By Carl Delfeld
When visiting emerging and frontier countries, I’m always struck by the dominance of state-owned companies and powerful tycoons. The state and a handful of powerful families in each country seem to control everything from cellphones to breakfast cereals.
You need look no further than the richest tycoon in the world, Carlos Slim. His family-controlled businesses account for an astounding 34% of the entire Mexican stock exchange!
It seems a bit feudalistic to me, but this is a reality we must accept. Here are a few more examples from William Gamble’s new book, Investing in Emerging Markets: The Rules of the Game.

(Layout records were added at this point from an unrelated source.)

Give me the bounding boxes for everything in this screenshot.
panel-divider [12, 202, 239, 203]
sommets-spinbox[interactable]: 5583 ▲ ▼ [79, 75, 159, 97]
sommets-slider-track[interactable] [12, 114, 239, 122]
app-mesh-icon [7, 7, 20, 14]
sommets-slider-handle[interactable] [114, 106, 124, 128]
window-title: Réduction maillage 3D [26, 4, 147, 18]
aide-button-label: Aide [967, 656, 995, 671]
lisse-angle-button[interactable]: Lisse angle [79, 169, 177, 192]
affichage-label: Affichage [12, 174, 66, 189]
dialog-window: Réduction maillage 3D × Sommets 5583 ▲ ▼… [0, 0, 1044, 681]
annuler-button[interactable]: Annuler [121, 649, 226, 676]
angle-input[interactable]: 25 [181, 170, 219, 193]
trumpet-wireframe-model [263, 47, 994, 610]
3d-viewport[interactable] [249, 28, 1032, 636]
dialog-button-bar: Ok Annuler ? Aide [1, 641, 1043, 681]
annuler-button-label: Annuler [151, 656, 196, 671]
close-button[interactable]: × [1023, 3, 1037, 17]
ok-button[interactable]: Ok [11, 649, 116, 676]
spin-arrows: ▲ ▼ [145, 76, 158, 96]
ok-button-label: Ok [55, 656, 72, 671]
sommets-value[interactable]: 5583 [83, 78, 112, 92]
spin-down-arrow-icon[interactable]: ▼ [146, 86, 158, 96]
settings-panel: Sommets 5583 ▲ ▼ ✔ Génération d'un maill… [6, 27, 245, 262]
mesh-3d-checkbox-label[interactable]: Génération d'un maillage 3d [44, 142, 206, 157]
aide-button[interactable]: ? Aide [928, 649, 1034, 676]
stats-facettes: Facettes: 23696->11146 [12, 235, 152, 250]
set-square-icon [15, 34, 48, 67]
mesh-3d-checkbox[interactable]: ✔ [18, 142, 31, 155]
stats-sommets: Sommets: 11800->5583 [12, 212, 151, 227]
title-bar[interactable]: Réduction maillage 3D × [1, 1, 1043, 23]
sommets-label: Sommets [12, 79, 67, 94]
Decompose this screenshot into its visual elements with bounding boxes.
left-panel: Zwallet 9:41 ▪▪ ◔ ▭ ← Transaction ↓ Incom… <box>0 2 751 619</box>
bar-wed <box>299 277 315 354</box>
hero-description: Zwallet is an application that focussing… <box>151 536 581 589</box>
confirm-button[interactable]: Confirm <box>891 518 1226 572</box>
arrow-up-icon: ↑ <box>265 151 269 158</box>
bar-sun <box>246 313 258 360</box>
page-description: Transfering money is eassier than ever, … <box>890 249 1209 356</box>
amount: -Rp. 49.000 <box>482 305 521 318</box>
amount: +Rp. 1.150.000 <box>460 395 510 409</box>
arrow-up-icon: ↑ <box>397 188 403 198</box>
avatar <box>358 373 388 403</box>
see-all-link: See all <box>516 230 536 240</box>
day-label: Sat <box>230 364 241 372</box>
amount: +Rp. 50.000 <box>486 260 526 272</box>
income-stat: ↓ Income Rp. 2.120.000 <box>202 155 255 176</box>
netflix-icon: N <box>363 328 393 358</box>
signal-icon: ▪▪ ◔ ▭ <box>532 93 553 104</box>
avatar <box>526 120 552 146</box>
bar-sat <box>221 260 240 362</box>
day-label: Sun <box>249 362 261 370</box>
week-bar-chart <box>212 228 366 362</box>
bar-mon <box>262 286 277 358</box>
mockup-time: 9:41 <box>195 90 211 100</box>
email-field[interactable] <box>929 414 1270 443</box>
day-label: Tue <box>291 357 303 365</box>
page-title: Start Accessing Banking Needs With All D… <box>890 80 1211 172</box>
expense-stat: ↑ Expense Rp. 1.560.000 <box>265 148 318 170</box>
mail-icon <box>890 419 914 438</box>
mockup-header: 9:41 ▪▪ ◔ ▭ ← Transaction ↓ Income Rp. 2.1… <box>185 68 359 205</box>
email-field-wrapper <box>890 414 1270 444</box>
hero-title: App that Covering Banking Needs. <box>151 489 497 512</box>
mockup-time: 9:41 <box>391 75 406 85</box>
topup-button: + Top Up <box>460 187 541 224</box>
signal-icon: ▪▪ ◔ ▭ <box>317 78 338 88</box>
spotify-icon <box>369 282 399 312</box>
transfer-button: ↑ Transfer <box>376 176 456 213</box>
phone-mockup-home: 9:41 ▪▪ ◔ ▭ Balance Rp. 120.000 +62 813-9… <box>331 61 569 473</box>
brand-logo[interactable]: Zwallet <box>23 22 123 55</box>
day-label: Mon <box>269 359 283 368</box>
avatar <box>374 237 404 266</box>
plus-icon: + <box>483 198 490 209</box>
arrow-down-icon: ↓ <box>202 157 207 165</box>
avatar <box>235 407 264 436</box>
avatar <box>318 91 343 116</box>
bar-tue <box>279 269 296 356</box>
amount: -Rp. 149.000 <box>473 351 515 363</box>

About 35% of Russia’s market is dominated by three enormous state-owned companies: Gazprom (OTC: OGZPY.PK), the world’s largest gas producer, Sberbank (OTC: SBRBF.PK), the largest Russian bank, and Rosneft (OTC: RNFTF.PK), the company that “inherited” the assets of Yukos.
For China, its top five companies make up a bit less than 30% of the market: PetroChina (NYSE: PTR), ICBC (OTC: IDCBY.PK), Bank of China, China Construction Bank (OTC: CICHY.PK) and the Agricultural Bank of China (OTCPK:ACGBY).
The 179 listed companies in the Gulf are at least partially owned by 51 government entities. Governments controlled almost 30% of the region’s total market capitalization.
Finally, Brazil has the mining giant Vale (NYSE: VALE) dominating it stock market, but the combination of Vale and Petrobras (NYSE: PBR) (with sizable state ownership) make up 30% of the Bovespa alone. If you add the shares of Vale and Petrobras to the other three in the top five, which includes two banks, Itau Unibanco (NYSE: ITUB) and Bradesco (NYSE: BBD), and brewer, Ambev (NYSE: ABV), you end up with the most-concentrated stock market in the world, at 48%.
You can see that state-owned companies are overwhelmingly concentrated in either finance, or commodities such as oil.
Now let’s turn to big emerging market companies controlled by wealthy and well-connected families.
What strikes me here is that these tycoons inevitably target the simplest and most predictable of industries. The attraction is the dependable cash flows that come with investing in predictable industries like cement, banking, insurance, cellphones, retail and food.
Now, you may just want to invest in government-backed and tycoon-sponsored companies. After all, if you can’t beat them, join them, right?
Well, I think you can do even better by blending in some emerging market small caps if you have the stomach for a bit more volatility.
In the United States, small caps have proven to outperform large caps, and the same goes for emerging markets. During the rebound after the financial crisis from early 2009 to late 2010, the average annualized return of eight small-cap emerging market funds rocketed 82% – more than 20% higher than large-cap emerging markets.
While there are 20 small-cap emerging market funds on the market, one that just reopened to investors has been a favorite.
Matthews Asia Small Companies ((MUTF:MSMLX)) has outperformed since its launch in 2008 with an annual average return of 18.2%. You can see from the chart below that it has outperformed the big company standard bearer MSCI Emerging Market Index (NYSE: EEM) by a huge margin.
The companies in this fund are very different than EEM’s big financial and energy companies with 22% in consumer stocks and 17% in information technology. About 44% of the stocks in the fund have a market value between $1 billion and $5 billion with the balance under $1 billion.
Cover all the bases by blending in some emerging market small companies alongside the familiar giants.